While the person who wrote this essay and I do not share the same situation, many of the sentiments are the same. This part particularly comforted me:

“As somewhat of a self-identified hopeless romantic who has always been giddy about the prospect of sharing my life with a partner whom I truly love, for some strange reason I thought the act of getting married and choosing that partner would be different. That it would be immune to the anxious rules that govern my decision-making skills, even though they especially govern huge decisions that will affect me for the rest of my life. I was a little disappointed when I realized that as we started to seriously consider getting engaged, my thoughts were overrun with the same overanalyzing and anxiety I’ve always experienced. Eventually I had to come to grips with the reality that this wasn’t going to be some magical “you-just-know” moment for me.
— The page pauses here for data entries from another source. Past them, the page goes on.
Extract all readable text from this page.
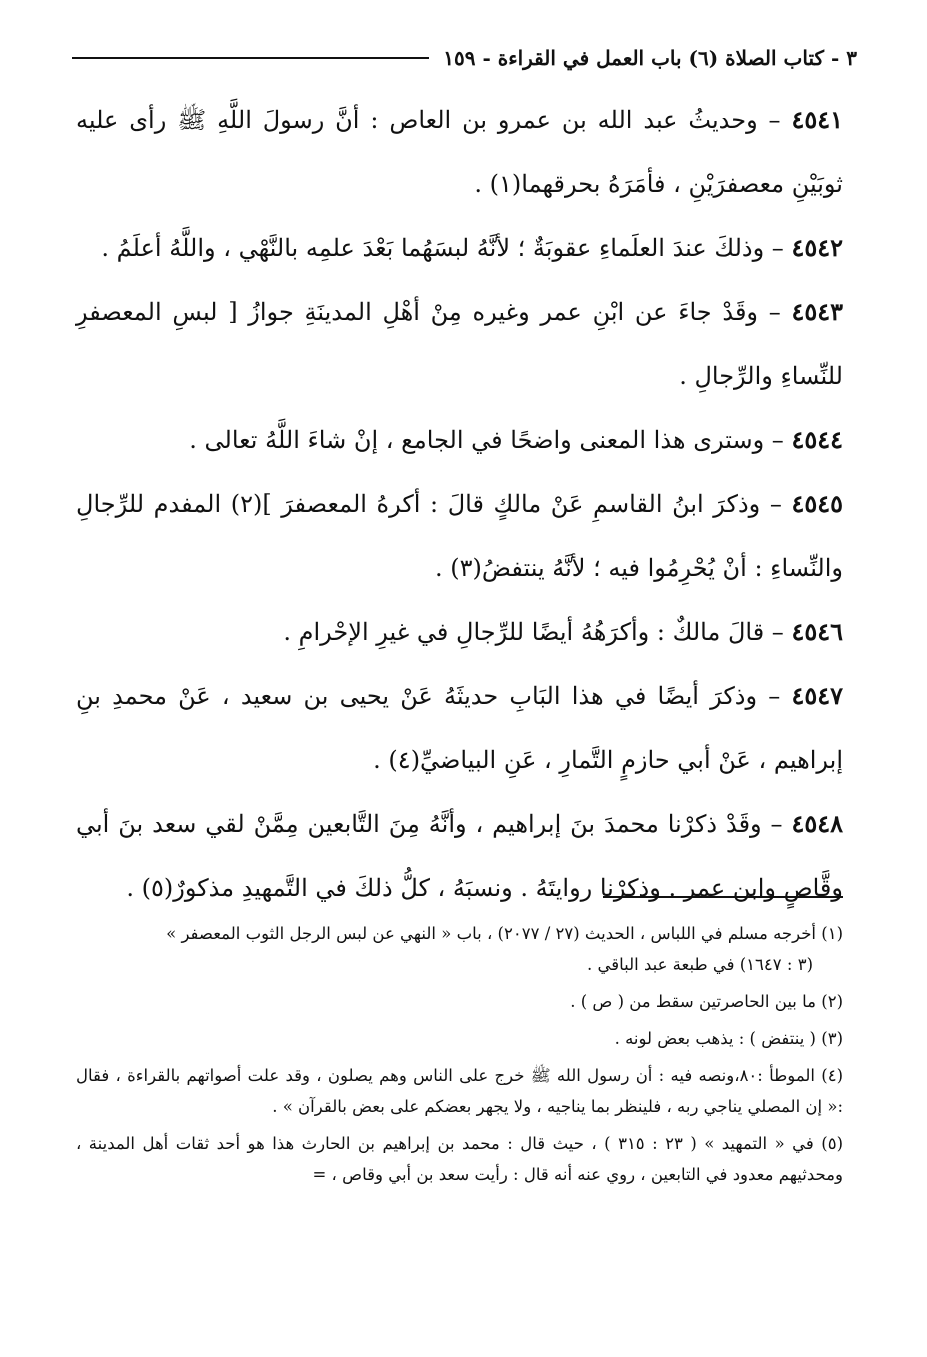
٣ - كتاب الصلاة (٦) باب العمل في القراءة - ١٥٩

٤٥٤١ – وحديثُ عبد الله بن عمرو بن العاص : أنَّ رسولَ اللَّهِ ﷺ رأى عليه ثوبَيْنِ معصفرَيْنِ ، فأمَرَهُ بحرقهما(١) .

٤٥٤٢ – وذلكَ عندَ العلَماءِ عقوبَةٌ ؛ لأنَّهُ لبسَهُما بَعْدَ علمِه بالنَّهْي ، واللَّهُ أعلَمُ .

٤٥٤٣ – وقَدْ جاءَ عن ابْنِ عمر وغيره مِنْ أهْلِ المدينَةِ جوازُ [ لبسِ المعصفرِ للنِّساءِ والرِّجالِ .

٤٥٤٤ – وسترى هذا المعنى واضحًا في الجامع ، إنْ شاءَ اللَّهُ تعالى .

٤٥٤٥ – وذكرَ ابنُ القاسمِ عَنْ مالكٍ قالَ : أكرهُ المعصفرَ ](٢) المفدم للرِّجالِ والنِّساءِ : أنْ يُحْرِمُوا فيه ؛ لأنَّهُ ينتفضُ(٣) .

٤٥٤٦ – قالَ مالكٌ : وأكرَهُهُ أيضًا للرِّجالِ في غيرِ الإحْرامِ .

٤٥٤٧ – وذكرَ أيضًا في هذا البَابِ حديثَهُ عَنْ يحيى بن سعيد ، عَنْ محمدِ بنِ إبراهيم ، عَنْ أبي حازمٍ التَّمارِ ، عَنِ البياضيِّ(٤) .

٤٥٤٨ – وقَدْ ذكرْنا محمدَ بنَ إبراهيم ، وأنَّهُ مِنَ التَّابعين مِمَّنْ لقي سعد بنَ أبي وقَّاصٍ وابن عمر . وذكرْنا روايتَهُ . ونسبَهُ ، كلُّ ذلكَ في التَّمهيدِ مذكورٌ(٥) .

(١) أخرجه مسلم في اللباس ، الحديث (٢٧ / ٢٠٧٧) ، باب « النهي عن لبس الرجل الثوب المعصفر »
(٣ : ١٦٤٧) في طبعة عبد الباقي .

(٢) ما بين الحاصرتين سقط من ( ص ) .

(٣) ( ينتفض ) : يذهب بعض لونه .

(٤) الموطأ :٨٠،ونصه فيه : أن رسول الله ﷺ خرج على الناس وهم يصلون ، وقد علت أصواتهم بالقراءة ، فقال :« إن المصلي يناجي ربه ، فلينظر بما يناجيه ، ولا يجهر بعضكم على بعض بالقرآن » .

(٥) في « التمهيد » ( ٢٣ : ٣١٥ ) ، حيث قال : محمد بن إبراهيم بن الحارث هذا هو أحد ثقات أهل المدينة ، ومحدثيهم معدود في التابعين ، روي عنه أنه قال : رأيت سعد بن أبي وقاص ، =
I don’t work that way. I had a great talk recently with a newly wed friend who is similarly indecisive like me and she wisely told me that for people like us, we can’t hold on to a romanticized hope that our brain will just function differently for this one big decision. And it’s okay to analyze it, try to make sense of it in our minds, and that analyzing does not in any way indicate that you shouldn’t be marrying him. That was a relief to hear because not only had I been thinking about the stress of making such a huge decision, I had been worried that because of the fact I thought about how difficult this decision was, it somehow meant that we shouldn’t actually be getting married. The analyzing only indicates that’s how you work, that’s how you make big decisions, according to my friend. And in the end you should trust yourself and know that you’ve never in your life made a big decision that was flawlessly easy, that you were 100% at rest with. This wasn’t going to be that way either. And that is okay.”
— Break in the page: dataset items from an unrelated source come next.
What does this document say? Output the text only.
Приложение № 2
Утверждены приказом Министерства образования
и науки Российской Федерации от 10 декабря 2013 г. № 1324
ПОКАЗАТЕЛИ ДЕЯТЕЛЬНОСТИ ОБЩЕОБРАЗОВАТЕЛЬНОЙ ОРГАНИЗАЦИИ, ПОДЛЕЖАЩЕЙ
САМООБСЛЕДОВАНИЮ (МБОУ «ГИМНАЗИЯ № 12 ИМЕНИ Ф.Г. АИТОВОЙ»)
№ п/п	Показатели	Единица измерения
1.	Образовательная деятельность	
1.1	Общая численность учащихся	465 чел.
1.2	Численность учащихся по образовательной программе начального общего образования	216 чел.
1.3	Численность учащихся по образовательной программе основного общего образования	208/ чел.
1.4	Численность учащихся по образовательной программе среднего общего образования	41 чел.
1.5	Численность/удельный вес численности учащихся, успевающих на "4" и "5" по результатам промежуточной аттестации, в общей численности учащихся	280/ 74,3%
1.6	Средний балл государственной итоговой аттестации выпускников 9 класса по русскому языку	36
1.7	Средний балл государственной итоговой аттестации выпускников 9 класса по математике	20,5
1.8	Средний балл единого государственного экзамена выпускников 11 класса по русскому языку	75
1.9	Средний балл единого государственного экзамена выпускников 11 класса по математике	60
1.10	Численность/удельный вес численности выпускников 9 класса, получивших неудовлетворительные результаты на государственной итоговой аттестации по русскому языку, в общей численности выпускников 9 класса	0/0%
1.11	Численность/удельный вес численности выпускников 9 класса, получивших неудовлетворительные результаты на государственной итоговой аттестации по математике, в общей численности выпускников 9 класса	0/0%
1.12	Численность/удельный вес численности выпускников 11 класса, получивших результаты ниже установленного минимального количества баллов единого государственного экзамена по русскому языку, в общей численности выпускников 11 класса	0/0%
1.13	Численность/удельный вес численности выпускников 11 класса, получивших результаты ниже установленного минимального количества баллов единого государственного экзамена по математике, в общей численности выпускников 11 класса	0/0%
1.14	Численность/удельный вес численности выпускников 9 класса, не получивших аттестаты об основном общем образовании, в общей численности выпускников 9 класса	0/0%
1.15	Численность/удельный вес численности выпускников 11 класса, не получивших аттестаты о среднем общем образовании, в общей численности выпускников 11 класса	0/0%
I’m hoping that in the next year or two, I have a good idea about where I’d like to be with this relationship long-term. In the words of the second essay, I have a new goal for this time: “Come to a place where you feel like you can trust yourself to make a good and solid decision about marrying.” Because honestly, I don’t even know how I feel about the institution itself.

24 is not enough

I need more hours in the day. After spending eight hours at a desk Monday through Friday, around two hours planning and making dinner (unless it’s poached eggs over some kind of cheese and sauteed veggie), an hour getting ready for work in the morning, and a few hours decompressing and/or exercising/out, it never seems like there’s enough for a good night’s sleep.
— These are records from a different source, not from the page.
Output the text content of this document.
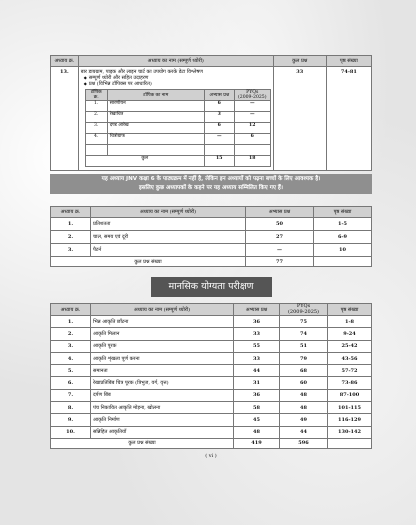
अध्याय क्र.	अध्याय का नाम (सम्पूर्ण थ्योरी)	कुल प्रश्न	पृष्ठ संख्या
13.	बार डायग्राम, पाइक और लाइन चार्ट का उपयोग करके डेटा विश्लेषण
◆ सम्पूर्ण थ्योरी और सहित उदाहरण
◆ प्रश्न (विभिन्न टॉपिक्स पर आधारित)
टॉपिक क्र.	टॉपिक का नाम	अभ्यास प्रश्न	PYQs
(2009-2025)
1.	सारणीयन	6	—
2.	रेखाचित्र	3	—
3.	दण्ड आरेख	6	12
4.	चित्रोग्राफ	—	6

कुल	15	18
	33	74-81
यह अध्याय JNV कक्षा 6 के पाठ्यक्रम में नहीं है, लेकिन इन अध्यायों को पढ़ना बच्चों के लिए आवश्यक है।
इसलिए कुछ अध्यापकों के कहने पर यह अध्याय सम्मिलित किए गए हैं।
अध्याय क्र.	अध्याय का नाम (सम्पूर्ण थ्योरी)	अभ्यास प्रश्न	पृष्ठ संख्या
1.	प्रतिशतता	50	1-5
2.	चाल, समय एवं दूरी	27	6-9
3.	पैटर्न	—	10
कुल प्रश्न संख्या		77	
मानसिक योग्यता परीक्षण
अध्याय क्र.	अध्याय का नाम (सम्पूर्ण थ्योरी)	अभ्यास प्रश्न	PYQs
(2009-2025)	पृष्ठ संख्या
1.	भिन्न आकृति छाँटना	36	75	1-8
2.	आकृति मिलान	33	74	9-24
3.	आकृति पूरक	55	51	25-42
4.	आकृति शृंखला पूर्ण करना	33	79	43-56
5.	समानता	44	68	57-72
6.	रेखाप्रतिबिंब चित्र पूरक (त्रिभुज, वर्ग, वृत्त)	31	60	73-86
7.	दर्पण बिंब	36	48	87-100
8.	पंच निकायित आकृति मोड़ना, खोलना	58	48	101-115
9.	आकृति निर्माण	45	49	116-129
10.	सन्निहित आकृतियाँ	48	44	130-142
कुल प्रश्न संख्या		419	596	
( vi )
Looking at that (very long) sentence, it’s dumb to think that I even do that much. Imagine what doctors, inventors, scientists, business owners, chefs do all day. They probably get so much more done.

How can I make the most of the time I have?

I want to fill more of my days with more activity: exercise more than three times per week, cultivate more friends, volunteer more at the animal shelter. Maybe writing it down will make it happen.